Organised by Tessa Petersen and Judy Bellingham, executant lecturers in violin and voice at the University of Otago, it features performances, illustrated lectures and a rehearsed reading of The Habit of Art, a play by Alan Bennett about the meeting of Britten and poet W.H. Auden, former friends who had fallen out 25 years previously.
Britten (1913-76) was the most significant British composer of the mid-20th century and wrote an extraordinary range of works, from folksong settings and choral and chamber works for children to complex orchestral pieces, operas and choral works, Petersen said.
According to Bellingham, there had been a renaissance of choral music at the beginning of the 20th century led by composers such as Parry, Stanford, Elgar and Vaughan Williams, and Britten took over from them.
Britten's life partner was tenor Peter Pears, for whom he wrote numerous vocal works and many opera roles, including Albert Herring and Peter Grimes in the operas of the same name. Britten was a fine pianist and always accompanied Pears, Bellingham said.
The couple went to the US in 1939 when World War 2 started, but later returned to England and settled in Aldeburgh, Suffolk. They started the Aldeburgh festival there in 1948. The Dunedin festival, which opens tomorrow evening, is sponsored by an award from the Britten-Pears Foundation.

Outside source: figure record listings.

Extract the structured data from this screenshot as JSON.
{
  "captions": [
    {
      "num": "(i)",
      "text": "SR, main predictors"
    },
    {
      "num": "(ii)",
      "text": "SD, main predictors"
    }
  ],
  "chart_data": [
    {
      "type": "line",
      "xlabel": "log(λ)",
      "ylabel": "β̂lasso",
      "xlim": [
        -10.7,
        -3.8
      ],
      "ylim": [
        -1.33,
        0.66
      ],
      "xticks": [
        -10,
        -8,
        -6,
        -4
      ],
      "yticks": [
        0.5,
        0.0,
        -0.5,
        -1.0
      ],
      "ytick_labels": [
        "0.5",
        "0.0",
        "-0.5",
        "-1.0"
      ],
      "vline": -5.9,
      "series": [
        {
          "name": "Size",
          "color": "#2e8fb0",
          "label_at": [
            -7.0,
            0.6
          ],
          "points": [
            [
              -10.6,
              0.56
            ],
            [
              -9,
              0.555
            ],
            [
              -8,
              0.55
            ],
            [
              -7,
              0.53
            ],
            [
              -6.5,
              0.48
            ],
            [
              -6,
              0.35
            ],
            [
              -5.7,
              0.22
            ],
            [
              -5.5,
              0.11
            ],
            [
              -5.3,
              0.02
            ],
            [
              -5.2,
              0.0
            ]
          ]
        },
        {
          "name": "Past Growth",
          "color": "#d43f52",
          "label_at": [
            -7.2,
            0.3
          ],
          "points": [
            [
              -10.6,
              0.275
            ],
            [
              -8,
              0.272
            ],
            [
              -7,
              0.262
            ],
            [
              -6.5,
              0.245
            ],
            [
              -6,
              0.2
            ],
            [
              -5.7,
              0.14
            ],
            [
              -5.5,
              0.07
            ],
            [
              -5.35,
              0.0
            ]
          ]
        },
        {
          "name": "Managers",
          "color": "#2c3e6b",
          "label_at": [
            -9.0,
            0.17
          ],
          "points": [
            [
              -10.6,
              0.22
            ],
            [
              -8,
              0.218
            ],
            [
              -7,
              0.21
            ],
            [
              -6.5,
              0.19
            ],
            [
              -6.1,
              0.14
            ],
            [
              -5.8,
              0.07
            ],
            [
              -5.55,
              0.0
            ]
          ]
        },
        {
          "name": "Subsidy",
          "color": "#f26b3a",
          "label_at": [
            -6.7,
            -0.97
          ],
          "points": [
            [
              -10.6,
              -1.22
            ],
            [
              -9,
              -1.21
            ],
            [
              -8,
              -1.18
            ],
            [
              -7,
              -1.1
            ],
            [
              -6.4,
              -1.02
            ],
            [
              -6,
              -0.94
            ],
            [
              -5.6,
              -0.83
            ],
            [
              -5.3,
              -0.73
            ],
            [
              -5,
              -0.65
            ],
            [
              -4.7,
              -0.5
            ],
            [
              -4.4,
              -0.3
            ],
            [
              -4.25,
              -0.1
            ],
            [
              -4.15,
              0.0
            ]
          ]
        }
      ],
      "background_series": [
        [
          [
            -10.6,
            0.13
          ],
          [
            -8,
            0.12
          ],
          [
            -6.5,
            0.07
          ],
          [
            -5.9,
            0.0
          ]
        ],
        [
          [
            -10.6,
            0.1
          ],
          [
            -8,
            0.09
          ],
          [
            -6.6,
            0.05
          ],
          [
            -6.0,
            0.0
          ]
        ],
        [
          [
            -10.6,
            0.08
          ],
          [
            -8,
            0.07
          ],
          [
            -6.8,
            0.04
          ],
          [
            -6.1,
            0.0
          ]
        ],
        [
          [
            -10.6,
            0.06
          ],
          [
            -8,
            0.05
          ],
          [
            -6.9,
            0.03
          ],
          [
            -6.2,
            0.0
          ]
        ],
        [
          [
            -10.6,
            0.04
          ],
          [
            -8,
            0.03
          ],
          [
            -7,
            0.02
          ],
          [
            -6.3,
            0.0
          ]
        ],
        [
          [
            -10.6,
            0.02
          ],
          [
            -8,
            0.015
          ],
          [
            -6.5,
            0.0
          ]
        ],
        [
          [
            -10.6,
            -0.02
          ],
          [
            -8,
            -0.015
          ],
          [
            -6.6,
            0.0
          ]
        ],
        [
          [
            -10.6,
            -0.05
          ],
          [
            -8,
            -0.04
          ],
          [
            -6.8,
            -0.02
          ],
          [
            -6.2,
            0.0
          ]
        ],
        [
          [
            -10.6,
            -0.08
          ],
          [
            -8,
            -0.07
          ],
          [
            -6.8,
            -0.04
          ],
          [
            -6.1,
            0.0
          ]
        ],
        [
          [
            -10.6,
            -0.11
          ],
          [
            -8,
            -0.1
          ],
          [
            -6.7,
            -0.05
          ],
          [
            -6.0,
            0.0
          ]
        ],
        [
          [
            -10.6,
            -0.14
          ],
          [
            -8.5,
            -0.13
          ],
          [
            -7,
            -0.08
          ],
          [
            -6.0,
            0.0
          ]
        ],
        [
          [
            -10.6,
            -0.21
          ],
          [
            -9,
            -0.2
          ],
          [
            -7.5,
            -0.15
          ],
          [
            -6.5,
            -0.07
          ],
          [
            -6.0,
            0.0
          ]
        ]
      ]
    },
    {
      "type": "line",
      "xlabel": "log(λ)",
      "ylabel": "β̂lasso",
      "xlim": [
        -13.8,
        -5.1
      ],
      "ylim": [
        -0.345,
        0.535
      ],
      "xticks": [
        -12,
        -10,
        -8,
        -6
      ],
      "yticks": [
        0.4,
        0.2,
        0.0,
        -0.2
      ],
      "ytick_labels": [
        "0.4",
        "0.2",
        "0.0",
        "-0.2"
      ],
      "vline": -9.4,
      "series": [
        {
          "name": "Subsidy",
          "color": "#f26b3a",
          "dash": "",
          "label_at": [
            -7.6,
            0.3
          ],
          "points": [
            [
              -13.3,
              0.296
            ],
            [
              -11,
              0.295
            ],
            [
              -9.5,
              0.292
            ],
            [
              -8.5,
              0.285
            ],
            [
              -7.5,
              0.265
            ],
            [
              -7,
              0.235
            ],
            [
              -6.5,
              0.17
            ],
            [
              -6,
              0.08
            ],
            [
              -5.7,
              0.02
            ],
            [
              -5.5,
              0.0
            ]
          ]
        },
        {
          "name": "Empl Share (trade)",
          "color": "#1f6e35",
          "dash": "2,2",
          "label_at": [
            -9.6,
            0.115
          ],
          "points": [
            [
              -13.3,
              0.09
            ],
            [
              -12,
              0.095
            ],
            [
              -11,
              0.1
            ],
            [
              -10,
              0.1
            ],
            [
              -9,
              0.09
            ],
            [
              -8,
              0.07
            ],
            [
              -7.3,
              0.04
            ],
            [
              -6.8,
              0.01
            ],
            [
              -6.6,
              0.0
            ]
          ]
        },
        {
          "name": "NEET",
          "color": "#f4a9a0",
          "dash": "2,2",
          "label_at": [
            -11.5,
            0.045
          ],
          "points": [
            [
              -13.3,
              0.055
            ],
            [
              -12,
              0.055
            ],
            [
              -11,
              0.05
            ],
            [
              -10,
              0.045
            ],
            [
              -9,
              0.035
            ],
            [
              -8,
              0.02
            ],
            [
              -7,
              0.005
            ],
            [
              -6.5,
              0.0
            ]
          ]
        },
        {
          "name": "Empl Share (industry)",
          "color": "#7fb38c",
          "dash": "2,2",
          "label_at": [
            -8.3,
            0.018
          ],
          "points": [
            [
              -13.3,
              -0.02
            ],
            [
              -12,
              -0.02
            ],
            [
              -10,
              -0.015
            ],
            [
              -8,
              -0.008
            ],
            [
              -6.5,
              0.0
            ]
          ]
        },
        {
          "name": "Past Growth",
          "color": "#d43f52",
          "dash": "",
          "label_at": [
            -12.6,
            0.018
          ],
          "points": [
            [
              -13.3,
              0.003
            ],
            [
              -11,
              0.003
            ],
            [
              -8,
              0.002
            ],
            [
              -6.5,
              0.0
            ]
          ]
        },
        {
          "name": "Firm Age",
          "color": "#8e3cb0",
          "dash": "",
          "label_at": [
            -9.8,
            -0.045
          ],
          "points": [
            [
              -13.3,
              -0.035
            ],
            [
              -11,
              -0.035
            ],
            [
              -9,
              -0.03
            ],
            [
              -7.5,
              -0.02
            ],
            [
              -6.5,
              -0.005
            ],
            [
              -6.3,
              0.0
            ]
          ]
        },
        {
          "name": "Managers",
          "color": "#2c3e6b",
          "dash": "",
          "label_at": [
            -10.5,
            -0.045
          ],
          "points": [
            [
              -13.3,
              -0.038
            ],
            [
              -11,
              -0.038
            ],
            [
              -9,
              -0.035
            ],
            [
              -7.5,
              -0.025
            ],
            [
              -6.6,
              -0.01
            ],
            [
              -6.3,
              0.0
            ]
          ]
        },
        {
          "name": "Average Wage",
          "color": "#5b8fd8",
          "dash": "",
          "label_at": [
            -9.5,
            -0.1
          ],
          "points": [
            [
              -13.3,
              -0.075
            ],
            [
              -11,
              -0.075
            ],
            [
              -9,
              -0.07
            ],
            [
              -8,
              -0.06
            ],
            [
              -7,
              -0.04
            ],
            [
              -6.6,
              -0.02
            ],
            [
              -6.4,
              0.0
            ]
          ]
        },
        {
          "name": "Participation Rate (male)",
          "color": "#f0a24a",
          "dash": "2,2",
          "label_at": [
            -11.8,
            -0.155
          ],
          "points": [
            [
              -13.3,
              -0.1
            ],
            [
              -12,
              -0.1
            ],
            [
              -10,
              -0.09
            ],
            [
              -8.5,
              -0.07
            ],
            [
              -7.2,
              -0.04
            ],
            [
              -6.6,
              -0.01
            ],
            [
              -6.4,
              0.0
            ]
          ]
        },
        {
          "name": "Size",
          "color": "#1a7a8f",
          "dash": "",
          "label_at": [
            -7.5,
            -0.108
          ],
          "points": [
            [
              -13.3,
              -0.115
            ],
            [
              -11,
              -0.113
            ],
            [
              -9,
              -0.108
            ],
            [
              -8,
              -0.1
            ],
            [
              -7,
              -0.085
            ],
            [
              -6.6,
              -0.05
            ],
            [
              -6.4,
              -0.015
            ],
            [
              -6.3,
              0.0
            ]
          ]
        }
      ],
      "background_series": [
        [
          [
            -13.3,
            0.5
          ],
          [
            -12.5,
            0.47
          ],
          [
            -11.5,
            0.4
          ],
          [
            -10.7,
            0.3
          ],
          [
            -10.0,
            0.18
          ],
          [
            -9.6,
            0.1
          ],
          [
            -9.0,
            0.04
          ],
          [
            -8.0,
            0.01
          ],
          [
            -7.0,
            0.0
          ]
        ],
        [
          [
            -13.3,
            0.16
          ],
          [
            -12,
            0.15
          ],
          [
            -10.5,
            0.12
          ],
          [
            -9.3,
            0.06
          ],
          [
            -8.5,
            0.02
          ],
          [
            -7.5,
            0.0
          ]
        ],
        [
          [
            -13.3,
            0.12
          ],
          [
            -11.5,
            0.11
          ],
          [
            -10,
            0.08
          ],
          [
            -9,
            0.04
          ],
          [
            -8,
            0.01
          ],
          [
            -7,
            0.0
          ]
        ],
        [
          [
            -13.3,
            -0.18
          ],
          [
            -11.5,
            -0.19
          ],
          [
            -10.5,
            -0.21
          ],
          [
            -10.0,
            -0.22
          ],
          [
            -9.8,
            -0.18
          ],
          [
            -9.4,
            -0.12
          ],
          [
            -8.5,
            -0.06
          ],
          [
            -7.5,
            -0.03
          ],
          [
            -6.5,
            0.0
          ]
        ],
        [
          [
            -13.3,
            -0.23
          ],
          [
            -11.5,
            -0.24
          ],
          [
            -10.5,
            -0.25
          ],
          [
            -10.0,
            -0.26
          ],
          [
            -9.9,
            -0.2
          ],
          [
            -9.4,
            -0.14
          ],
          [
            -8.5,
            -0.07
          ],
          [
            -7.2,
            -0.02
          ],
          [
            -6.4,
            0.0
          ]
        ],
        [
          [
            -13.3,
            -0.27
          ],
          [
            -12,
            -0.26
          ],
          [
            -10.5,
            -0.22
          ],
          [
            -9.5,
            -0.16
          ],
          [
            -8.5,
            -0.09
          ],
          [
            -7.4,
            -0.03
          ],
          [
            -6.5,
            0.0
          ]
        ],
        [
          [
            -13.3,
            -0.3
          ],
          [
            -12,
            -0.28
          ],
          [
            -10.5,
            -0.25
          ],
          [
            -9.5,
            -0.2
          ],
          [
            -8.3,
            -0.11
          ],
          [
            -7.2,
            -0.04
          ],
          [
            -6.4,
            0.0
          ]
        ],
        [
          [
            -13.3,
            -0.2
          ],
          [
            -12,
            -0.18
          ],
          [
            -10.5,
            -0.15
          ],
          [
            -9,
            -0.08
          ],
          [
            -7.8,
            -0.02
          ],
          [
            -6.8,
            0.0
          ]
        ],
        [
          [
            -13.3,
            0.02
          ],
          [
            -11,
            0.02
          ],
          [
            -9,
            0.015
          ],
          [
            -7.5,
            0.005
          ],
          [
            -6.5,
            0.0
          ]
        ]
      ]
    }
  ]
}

It includes a concert of works for children featuring the Southern Children's Choir, another of choral music featuring the Southern Youth Choir, the Southern Consort of Voices and the St Paul's Cathedral Choir, a choral matins, two concerts of chamber music performed by university performance staff and guests, and illustrated lectures on the Irish and Scottish folk song arrangements, another on Britten's operas, and a rehearsed play reading.